Breakwater: And this process has allowed you to be successful in short stories and non-fiction?

Almond: Well, in fact, Candyfreak, the only book I’ve ever written that’s made any money, was a direct result of this pattern. I had finished this novel about Shabbetei Zvi, the false Messaiah—we all know him. He was a Jew in 1626. And it’s this crazy story that I just wrote a horrible version of, and I showed it to my then agent, and she was like, “This is awful.” And I was like, “You’re right.” And I fell into a depression and that stripped me of my writerly vanity, and the only thing I was interested in doing was visiting candy factories and writing about chocolate and thinking about the role that it had played in my life as a kind of path from despair. Because I found it genuinely interesting: to think about the confectionary history of the country, my own history with candy, the way it functioned in my life. It was a genuine obsession of mine and a really amazing window into late model capitalism and consolidation in the 20th century, and a chance to just go around visiting candy factories. I just wrote that crazy book because it was the only thing I could do. If you’re struggling, if you’re struggling from writer’s block or doubt, my advice to you is very simple: set the bar as low as you can set it. Just think about what will get you to the keyboard that you’re genuinely interested in. The happy consequence of that attitude is that it strips away your writerly vanity about having to be the great novelist and you get to write about things that you’re genuinely compelled by, which will help you get back to the keyboard.

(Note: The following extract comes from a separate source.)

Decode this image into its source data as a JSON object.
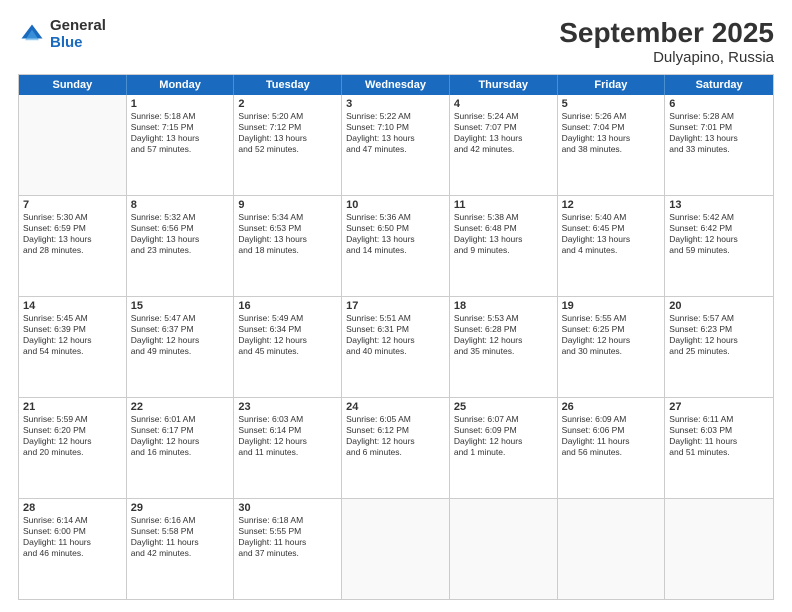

So, that’s happened over and over again, where I’ve bailed out of a particular novel, or flogged through a novel, found out that it did not work and is not going to find a place in the world and then sort of had to write my way out of the resulting depression by writing a book that was easier for me to write. Now, I’m not saying Candyfreak is some dumb book. I’m actually saying, even though I was miserable writing it, that it’s the combination of a lot of different things that are really fun to read together, like cultural critique and memoir and reportage and whatever new journalism. I’m really happy with how that book came out, but I didn’t even send it out, originally. I just put it in a drawer. I sent it to two or three agents. All of them said, “We have no idea where this would go in Borders,” to which I responded, “Borders?” But you know at the time, that was a big consideration.

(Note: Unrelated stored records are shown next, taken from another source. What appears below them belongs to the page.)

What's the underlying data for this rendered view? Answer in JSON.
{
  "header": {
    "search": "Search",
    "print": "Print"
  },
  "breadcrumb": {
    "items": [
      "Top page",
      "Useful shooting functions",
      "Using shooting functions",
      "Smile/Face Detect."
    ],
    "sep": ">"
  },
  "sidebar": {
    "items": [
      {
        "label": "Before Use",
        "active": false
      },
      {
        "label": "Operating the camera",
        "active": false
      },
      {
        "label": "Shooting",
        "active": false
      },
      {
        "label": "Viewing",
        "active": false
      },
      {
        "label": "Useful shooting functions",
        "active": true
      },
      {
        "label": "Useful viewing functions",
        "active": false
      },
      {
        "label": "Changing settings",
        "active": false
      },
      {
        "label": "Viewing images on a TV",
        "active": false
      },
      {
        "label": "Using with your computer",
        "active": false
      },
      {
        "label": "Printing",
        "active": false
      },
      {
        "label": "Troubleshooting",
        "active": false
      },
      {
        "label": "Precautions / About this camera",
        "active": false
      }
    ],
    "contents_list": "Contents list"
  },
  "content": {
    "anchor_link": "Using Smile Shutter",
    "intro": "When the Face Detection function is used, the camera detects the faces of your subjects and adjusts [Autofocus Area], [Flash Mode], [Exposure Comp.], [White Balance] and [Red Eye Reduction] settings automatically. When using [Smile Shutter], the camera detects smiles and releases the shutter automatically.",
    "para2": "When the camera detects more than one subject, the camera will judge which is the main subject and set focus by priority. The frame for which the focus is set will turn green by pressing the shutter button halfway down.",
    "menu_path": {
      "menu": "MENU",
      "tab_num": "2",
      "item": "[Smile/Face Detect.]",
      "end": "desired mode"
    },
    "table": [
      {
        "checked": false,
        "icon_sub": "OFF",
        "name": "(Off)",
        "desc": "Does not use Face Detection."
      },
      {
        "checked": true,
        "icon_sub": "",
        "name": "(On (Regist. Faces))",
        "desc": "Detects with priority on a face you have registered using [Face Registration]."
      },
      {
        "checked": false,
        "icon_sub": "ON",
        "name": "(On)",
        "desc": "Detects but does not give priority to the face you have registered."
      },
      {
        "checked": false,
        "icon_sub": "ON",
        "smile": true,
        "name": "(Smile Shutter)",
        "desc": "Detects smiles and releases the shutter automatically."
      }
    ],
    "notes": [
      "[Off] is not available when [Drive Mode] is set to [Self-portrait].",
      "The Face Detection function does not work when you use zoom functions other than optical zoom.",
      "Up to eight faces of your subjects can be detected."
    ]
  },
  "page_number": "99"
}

I just wrote the book I wanted to write or felt I was capable of writing and it was not commercially viable. It was only my friends, saying, “Weren’t you, like, going to Idaho and visiting the Idaho Spud factory and the Googoo Cluster factory and the Valomilk?” and I was like, “Yeah, but it was dumb. Agents aren’t interested in it,” and they were like, “Well, why don’t you show it to us?” So, I sent the book to them, and they didn’t say, “Oh my god, this is great,” but they were like, “This is really interesting. You should keep working on this.” And I said, “Fuck it, I’m going to send it out myself.” My agent had fired me. And I sent it out myself. Almost every press said no, and one said yes. My one book that did well commercially barely even made it into the world. But I think in a way, those are oftentimes the best decisions that you make, because desperation has a very liberating effect. You’re stripped of a certain kind of vanity or the kind of work you should be doing. And that allows you to then do the kind of work that you actually want to do, or that you feel capable of doing.